Federal spending cuts: Joint Strike Fighter engine project likely to go

LA times

WASHINGTON -- A $450-million project to build an alternative engine for the Joint Strike Fighter would be eliminated as part of the 2011 spending-reduction package agreed to late last week to avert a government shutdown, according to sources familiar with the negotiations.

Congressional negotiators have been working around the clock to hash out the details of the $38-billion package agreed to by Congress and the White House late last week. Congress is expected to vote on the deal this week, before a temporary measure to keep the government running expires on Thursday.

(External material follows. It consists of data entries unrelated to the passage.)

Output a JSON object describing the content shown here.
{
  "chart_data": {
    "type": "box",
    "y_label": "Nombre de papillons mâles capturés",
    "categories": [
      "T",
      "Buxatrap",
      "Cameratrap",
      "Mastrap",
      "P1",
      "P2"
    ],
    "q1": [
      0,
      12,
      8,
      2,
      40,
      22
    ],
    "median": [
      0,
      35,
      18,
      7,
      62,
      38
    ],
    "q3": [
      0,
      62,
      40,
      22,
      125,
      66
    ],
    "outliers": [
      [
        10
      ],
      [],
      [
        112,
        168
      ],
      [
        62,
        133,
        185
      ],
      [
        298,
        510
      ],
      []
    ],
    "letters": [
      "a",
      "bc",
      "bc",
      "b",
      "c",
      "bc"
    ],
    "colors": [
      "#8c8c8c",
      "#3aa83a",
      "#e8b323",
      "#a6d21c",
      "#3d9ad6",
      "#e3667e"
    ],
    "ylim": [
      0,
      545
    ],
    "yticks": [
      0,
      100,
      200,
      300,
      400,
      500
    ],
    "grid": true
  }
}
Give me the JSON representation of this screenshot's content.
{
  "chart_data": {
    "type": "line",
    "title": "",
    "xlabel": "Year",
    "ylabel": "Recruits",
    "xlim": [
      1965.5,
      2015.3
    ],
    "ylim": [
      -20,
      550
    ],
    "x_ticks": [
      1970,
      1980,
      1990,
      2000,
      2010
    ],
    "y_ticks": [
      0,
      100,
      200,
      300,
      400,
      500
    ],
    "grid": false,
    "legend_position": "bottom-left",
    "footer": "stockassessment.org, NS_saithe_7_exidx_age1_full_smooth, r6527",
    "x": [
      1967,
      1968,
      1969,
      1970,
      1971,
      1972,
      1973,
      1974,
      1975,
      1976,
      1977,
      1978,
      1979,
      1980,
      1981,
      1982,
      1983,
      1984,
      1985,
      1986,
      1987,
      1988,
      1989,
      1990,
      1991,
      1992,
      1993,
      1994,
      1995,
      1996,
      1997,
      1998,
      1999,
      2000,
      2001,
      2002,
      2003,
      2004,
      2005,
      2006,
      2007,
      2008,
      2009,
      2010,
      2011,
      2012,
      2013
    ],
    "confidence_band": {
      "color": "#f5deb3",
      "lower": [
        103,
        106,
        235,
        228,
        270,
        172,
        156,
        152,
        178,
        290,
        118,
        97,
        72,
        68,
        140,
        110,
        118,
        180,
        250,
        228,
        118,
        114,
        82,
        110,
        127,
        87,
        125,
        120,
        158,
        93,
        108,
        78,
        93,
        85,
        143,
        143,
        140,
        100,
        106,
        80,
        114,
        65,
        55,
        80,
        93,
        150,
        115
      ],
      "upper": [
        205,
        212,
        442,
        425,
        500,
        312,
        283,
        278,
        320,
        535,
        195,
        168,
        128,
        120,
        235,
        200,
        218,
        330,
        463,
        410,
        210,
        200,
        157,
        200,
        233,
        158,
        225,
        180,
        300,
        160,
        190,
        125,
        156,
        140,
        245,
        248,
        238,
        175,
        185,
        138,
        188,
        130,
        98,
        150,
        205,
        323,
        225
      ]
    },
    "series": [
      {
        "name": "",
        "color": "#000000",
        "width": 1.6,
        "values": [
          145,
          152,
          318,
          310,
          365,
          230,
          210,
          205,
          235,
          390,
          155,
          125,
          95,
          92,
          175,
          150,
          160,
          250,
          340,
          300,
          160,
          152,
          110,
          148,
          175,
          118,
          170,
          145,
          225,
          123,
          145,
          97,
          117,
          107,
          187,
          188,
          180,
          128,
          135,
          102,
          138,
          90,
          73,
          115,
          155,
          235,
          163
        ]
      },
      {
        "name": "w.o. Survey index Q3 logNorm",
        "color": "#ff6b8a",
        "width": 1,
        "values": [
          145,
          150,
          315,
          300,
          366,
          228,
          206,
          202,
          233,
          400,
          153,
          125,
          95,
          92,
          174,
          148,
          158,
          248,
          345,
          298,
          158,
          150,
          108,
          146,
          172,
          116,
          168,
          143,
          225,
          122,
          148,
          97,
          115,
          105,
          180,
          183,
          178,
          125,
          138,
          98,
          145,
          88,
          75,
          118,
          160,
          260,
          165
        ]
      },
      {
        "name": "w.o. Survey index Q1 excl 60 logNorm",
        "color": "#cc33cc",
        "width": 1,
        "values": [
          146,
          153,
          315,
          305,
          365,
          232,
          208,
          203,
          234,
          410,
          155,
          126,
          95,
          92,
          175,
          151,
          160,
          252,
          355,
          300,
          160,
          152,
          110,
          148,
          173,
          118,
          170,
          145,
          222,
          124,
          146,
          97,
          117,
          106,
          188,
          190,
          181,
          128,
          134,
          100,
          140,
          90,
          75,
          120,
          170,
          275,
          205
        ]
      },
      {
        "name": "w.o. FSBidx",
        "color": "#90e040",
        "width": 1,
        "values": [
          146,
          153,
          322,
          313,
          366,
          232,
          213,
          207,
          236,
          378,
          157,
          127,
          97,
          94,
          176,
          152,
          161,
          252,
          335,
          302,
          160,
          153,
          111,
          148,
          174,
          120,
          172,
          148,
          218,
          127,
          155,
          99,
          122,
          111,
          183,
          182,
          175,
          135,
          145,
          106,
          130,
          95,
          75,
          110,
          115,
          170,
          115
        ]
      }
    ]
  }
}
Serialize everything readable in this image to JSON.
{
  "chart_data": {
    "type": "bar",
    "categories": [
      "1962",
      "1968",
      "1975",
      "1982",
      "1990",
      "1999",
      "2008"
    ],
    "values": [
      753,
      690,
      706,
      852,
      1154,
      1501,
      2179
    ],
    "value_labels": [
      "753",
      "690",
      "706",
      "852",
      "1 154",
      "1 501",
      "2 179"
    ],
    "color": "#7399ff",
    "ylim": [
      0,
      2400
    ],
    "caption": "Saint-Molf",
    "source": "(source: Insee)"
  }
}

Deciding which programs to cut remains in flux, but the White House has said that funds for Head Start preschools and the Pell Grant college loan program have been preserved. Cuts are being made to housing assistance, health and other education programs, as well as transportation accounts and an agricultural insurance program, the White House said in a blog post.

Eliminating the Joint Strike Fighter second engine project would emerge as one of the key Pentagon cuts.

Conservative Republicans in the House led the campaign to end the project, which supporters argued was needed to get the best product as two companies competed to build the new F-35 engine. Critics said building two versions of the same engine was wasteful.

The alternate engine is being built in Ohio, just outside of House Speaker John A. Boehner's district, and he has supported the jobs and other economic benefits stemming from the project.